King of the Ring 2017 - © Guillaume Wilmin

Pour ce qui est des réglages, voici mon setup :

  • priorité vitesse 1/1000s – 1/2000s
  • grande ouverture
  • sensibilité réglée en plage de 100-6400 en auto
  • exposition de -2IL avec une mesure moyenne à prépondérance centrale
King of the Ring 2017 - © Guillaume Wilmin

35mm f/1.4 Canon L II

King of the Ring 2017 - © Guillaume Wilmin

70-200mm f/2.8 Canon L II

Je ne vais pas vous inonder sur la technique, tout est dans le Mercredi Pratique #174, mais je vais plutôt m’attarder sur le travail du photographe et son intention.

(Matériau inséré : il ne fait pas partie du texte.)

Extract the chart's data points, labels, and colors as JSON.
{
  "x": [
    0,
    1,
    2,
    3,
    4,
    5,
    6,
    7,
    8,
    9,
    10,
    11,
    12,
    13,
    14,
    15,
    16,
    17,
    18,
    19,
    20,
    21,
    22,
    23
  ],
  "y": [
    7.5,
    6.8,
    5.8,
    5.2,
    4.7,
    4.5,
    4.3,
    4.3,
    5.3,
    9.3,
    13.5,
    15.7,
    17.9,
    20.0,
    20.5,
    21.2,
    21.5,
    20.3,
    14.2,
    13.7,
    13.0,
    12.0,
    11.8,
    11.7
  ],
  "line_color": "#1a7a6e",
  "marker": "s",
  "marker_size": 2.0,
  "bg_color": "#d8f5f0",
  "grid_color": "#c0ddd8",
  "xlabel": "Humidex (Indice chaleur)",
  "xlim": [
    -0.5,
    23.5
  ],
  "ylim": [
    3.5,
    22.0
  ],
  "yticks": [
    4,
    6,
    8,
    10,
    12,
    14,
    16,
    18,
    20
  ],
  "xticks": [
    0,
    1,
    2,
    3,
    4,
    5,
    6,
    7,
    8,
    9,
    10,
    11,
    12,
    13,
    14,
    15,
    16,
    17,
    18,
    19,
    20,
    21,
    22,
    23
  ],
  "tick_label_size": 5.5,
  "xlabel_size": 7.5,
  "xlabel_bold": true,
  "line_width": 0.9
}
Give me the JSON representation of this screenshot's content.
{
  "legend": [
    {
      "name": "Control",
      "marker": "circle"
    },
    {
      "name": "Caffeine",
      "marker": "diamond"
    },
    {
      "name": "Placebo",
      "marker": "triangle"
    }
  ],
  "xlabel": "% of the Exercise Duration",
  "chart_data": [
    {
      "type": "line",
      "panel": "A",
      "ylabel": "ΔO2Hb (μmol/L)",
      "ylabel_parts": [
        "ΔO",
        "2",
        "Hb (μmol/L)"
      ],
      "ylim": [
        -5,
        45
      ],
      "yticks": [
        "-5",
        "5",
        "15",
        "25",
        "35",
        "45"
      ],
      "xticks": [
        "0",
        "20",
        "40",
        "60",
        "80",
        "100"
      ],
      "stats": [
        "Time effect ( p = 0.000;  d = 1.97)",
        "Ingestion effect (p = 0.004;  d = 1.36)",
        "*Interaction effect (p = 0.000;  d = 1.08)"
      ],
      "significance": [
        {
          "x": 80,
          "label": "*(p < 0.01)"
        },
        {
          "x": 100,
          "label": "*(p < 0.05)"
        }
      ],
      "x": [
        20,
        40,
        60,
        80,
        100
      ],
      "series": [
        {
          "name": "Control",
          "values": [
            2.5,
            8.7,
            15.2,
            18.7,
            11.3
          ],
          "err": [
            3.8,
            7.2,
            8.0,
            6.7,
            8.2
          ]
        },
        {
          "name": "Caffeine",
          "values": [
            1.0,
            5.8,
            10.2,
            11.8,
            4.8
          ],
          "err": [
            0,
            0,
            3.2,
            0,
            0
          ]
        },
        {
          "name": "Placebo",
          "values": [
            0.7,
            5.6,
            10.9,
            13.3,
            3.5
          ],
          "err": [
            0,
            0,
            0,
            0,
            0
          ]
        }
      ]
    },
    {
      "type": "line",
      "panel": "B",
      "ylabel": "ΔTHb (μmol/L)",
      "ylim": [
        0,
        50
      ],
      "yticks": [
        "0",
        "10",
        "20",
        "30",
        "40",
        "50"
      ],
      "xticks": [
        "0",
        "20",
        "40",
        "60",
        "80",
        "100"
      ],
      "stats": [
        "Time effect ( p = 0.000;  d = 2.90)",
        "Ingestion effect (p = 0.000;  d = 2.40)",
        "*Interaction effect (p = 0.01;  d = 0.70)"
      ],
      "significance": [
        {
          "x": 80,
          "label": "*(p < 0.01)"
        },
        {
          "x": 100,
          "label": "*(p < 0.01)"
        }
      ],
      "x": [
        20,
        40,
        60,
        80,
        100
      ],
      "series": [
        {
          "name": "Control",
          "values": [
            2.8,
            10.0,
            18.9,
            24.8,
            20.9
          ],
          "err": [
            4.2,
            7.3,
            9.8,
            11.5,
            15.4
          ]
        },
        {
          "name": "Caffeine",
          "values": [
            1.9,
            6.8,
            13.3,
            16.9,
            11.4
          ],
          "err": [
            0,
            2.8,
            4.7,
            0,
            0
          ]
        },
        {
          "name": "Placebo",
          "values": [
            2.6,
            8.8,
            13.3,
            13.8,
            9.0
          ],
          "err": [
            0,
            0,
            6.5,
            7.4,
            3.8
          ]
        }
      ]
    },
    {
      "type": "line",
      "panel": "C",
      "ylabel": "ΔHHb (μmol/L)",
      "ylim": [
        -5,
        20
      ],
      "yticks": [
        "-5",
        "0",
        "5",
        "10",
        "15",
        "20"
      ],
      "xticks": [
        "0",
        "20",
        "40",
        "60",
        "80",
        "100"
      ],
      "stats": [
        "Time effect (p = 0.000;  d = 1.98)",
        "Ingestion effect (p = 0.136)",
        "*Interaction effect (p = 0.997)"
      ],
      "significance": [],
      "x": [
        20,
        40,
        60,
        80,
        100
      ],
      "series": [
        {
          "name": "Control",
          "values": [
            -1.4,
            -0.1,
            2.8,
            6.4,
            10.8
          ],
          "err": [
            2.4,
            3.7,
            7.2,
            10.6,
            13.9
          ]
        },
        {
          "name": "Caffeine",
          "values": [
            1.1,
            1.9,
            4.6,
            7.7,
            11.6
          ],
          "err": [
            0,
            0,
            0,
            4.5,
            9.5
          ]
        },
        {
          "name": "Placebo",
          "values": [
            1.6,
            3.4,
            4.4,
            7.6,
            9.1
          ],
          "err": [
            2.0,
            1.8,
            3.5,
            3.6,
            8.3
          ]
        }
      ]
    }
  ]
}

Le matériel est une chose non négligeable, mais cela est loin de faire tout. Même si le Canon 5DS utilisé est d’une gamme professionnelle, il n’est pas adapté à ce type de prise de vue : les fichiers sont volumineux, la rafale faible et l’AF un peu mou comparé à des monoblocs. Néanmoins la liberté offerte par la définition me permet un recadrage très important.

King of the Ring 2017 - © Guillaume Wilmin

Afin de ne pas trop perdre en définition le capteur de 50 millions de pixels vient m’épauler. J’ai une vision très cinématographique de ce type d’événement donc le format 16:9 s’impose, avec un recadrage dans ces 50 Mpx.

King of the Ring 2017 - © Guillaume Wilmin

King of the Ring 2017 – © Guillaume Wilmin

Il est très important de comprendre l’influence de la technologie sur l’esthétisme de son image. On n’achète pas un boitier parce qu’il est performant, mais parce qu’il apporte une plus-value à son travail.

Mais toute la technologie de la terre ne remplacera jamais les rapports humains : les meilleurs reportages photographiques se sont faits en immersion ou sur des conflits armés, car le point commun est l’accès à des émotions brutes.

Il faut ainsi des mois voire des années pour se fondre dans un groupe de personnes avec son appareil photo.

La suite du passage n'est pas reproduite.